“A Most Wanted Man” (all week, Point and Star Cinema) — Months after his death from a heroin overdose, Philip Seymour Hoffman’s final performances are reaching theaters. This looks like the best of them, as Hoffman plays a disgraced German intelligence agent trying to topple a possible terrorist cell in Hamburg. It’s based on a John Le Carre novel, so expect lots of gray areas, and it’s directed by Anton Corbijn (“Control”), so expect some beautifully-framed shots.
“Bottle Rocket” and “Rushmore” (7 p.m., Friday, Union South Marquee Theatre) — Looking back on Wes Anderson’s first two films, it’s amazing how much of what we come to think of as a “Wes Anderson” film was already in place. “Bottle Rocket,” with its character-based humor and tale of misfit criminals, fits in neatly with a lot of other ’90s indie filmmaking, but there’s a precision to its scruffiness that is unmistakable. And “Rushmore,” of course, is an instant classic, notable for the empathy it shows for all its oddball characters. I found myself tearing up at the end of “Rushmore” the first time I saw it, and had no idea why. FREE!

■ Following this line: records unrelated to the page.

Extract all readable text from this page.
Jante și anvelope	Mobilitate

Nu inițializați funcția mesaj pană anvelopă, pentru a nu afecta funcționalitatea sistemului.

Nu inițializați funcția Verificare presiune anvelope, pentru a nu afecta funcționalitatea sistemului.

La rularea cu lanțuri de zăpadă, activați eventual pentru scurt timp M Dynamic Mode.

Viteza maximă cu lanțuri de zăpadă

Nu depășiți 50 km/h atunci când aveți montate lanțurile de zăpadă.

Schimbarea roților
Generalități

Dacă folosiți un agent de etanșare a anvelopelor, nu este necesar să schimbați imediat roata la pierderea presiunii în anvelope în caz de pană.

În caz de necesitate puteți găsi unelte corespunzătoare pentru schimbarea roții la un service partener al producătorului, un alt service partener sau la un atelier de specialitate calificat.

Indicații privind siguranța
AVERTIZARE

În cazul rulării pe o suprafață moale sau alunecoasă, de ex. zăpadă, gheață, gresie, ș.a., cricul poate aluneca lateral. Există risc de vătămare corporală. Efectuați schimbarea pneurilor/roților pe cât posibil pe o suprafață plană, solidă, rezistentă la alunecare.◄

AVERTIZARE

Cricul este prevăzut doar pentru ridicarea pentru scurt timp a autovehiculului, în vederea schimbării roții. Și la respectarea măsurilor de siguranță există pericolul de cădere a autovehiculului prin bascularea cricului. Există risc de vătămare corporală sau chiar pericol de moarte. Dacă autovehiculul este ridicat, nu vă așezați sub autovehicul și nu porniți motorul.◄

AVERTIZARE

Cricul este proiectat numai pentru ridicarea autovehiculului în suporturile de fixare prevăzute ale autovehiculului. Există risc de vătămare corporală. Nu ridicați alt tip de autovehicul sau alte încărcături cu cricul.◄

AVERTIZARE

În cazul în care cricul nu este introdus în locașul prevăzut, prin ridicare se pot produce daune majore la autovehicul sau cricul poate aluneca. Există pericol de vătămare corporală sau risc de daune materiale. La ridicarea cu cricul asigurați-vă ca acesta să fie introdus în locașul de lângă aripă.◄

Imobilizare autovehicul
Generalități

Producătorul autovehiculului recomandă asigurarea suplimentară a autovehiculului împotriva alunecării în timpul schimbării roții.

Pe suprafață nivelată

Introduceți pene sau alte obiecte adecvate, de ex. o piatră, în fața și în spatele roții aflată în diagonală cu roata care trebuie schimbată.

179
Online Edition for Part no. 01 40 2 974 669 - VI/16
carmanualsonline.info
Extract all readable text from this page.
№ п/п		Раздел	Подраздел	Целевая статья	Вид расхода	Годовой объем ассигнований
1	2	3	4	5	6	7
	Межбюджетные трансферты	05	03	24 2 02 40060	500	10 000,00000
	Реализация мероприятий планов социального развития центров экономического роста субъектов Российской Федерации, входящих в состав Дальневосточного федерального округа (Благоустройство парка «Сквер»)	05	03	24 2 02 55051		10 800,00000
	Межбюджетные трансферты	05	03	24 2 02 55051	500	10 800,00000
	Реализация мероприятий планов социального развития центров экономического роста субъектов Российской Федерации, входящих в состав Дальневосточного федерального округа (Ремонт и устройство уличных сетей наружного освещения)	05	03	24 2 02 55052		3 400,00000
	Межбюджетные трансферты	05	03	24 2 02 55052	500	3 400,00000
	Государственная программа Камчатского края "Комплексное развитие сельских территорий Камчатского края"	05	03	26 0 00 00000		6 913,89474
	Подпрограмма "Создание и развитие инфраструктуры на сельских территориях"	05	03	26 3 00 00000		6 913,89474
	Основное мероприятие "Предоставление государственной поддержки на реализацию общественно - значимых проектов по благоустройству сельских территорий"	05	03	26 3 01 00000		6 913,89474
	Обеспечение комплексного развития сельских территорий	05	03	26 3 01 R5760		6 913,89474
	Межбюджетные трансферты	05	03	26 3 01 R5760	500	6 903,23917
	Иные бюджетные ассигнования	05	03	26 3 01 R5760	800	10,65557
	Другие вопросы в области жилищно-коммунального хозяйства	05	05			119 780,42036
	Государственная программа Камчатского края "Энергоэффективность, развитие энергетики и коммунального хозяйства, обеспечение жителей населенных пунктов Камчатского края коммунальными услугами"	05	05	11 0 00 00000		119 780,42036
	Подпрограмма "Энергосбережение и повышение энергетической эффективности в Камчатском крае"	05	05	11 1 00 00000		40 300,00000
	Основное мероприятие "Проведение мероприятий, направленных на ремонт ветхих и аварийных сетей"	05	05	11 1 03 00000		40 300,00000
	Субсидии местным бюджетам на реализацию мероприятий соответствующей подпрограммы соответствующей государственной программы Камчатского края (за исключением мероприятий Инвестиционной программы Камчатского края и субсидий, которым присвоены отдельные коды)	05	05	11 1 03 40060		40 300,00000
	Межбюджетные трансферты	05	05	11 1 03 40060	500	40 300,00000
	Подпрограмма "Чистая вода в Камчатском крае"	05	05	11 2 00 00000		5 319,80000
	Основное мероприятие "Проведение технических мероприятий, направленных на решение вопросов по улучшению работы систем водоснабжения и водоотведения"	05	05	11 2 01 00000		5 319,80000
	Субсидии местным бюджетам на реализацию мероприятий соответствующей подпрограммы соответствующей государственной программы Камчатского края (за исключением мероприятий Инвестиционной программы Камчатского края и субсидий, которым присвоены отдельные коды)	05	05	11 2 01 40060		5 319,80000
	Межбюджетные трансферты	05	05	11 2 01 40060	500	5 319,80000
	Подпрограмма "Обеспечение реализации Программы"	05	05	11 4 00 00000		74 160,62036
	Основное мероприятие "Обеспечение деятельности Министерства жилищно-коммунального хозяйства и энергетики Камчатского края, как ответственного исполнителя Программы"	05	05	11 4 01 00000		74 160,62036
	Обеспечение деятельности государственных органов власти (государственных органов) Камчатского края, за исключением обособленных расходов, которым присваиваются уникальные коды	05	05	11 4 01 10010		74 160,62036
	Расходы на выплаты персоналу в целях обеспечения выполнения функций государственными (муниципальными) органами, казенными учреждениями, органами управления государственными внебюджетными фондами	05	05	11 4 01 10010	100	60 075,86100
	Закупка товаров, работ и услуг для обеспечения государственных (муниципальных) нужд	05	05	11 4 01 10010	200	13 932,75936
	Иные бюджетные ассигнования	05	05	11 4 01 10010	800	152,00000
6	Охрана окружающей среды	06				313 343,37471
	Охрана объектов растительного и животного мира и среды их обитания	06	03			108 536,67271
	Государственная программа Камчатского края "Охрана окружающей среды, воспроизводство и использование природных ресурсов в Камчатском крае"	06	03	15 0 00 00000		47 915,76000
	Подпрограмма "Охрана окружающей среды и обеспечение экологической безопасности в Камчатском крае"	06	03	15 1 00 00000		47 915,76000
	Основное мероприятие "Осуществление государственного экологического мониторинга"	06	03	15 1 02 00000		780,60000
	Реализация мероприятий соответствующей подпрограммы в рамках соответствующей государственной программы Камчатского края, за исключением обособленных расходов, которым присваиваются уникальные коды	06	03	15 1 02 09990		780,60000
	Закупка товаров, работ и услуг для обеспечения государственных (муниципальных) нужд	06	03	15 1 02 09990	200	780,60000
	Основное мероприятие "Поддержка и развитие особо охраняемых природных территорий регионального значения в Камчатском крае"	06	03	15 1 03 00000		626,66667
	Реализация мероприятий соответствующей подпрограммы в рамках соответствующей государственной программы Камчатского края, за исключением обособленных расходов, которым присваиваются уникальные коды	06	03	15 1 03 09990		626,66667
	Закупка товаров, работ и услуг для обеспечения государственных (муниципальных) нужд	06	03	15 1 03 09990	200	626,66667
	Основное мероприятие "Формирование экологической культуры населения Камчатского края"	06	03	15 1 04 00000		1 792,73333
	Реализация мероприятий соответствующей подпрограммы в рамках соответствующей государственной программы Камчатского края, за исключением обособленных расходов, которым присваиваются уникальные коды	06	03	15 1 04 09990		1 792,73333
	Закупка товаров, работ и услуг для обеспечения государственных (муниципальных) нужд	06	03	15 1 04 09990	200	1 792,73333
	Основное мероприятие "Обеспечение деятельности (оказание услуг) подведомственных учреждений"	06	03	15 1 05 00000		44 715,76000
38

“Lucy” (all week, Point, Eastgate, Star Cinema, Sundance) — Scarlett Johansson’s had quite a year playing characters who exist outside of humanity — “Her” was basically the concept of a woman that materialized into the air, while “Under the Skin” she played a killer alien for whom Johansson’s sex appeal was pure weapon. Now, in Luc Besson’s latest action thriller, she plays an ordinary woman who becomes superhuman when injected with a mysterious drug she’s smuggling. Some “La Femme Nikita” style fun? We’ll see.
“Monty Python and The Holy Grail” (1:25 p.m. and 7:15 p.m. Wednesday, Sundance Cinemas) — You could see the movie, or my high school friends and I could just quote it for you in the parking lot. Either way, the Pythons send up of super-serious historical epics will always stand for me as their high-water mark, although some appreciate the more vicious satire of “Life of Brian.” Give me a killer rabbit, a pair of coconuts and a Knight Who Says ‘Ni,” and I’m happy.
“The Naked Dawn” (7 p.m., Thursday, Chazen Museum of Art) — The lone Western in the Cinematheque summer series was apparently Francois Truffaut’s inspiration for “Jules and Jim,” although you might need a little help seeing that in the story of a farmer and a train robber who become accomplices in crime, and rivals for the same woman. It’s a tight, spare Western, with the Mexican landscape seeming almost lunar in German director Edgar Ulmer’s hands. FREE!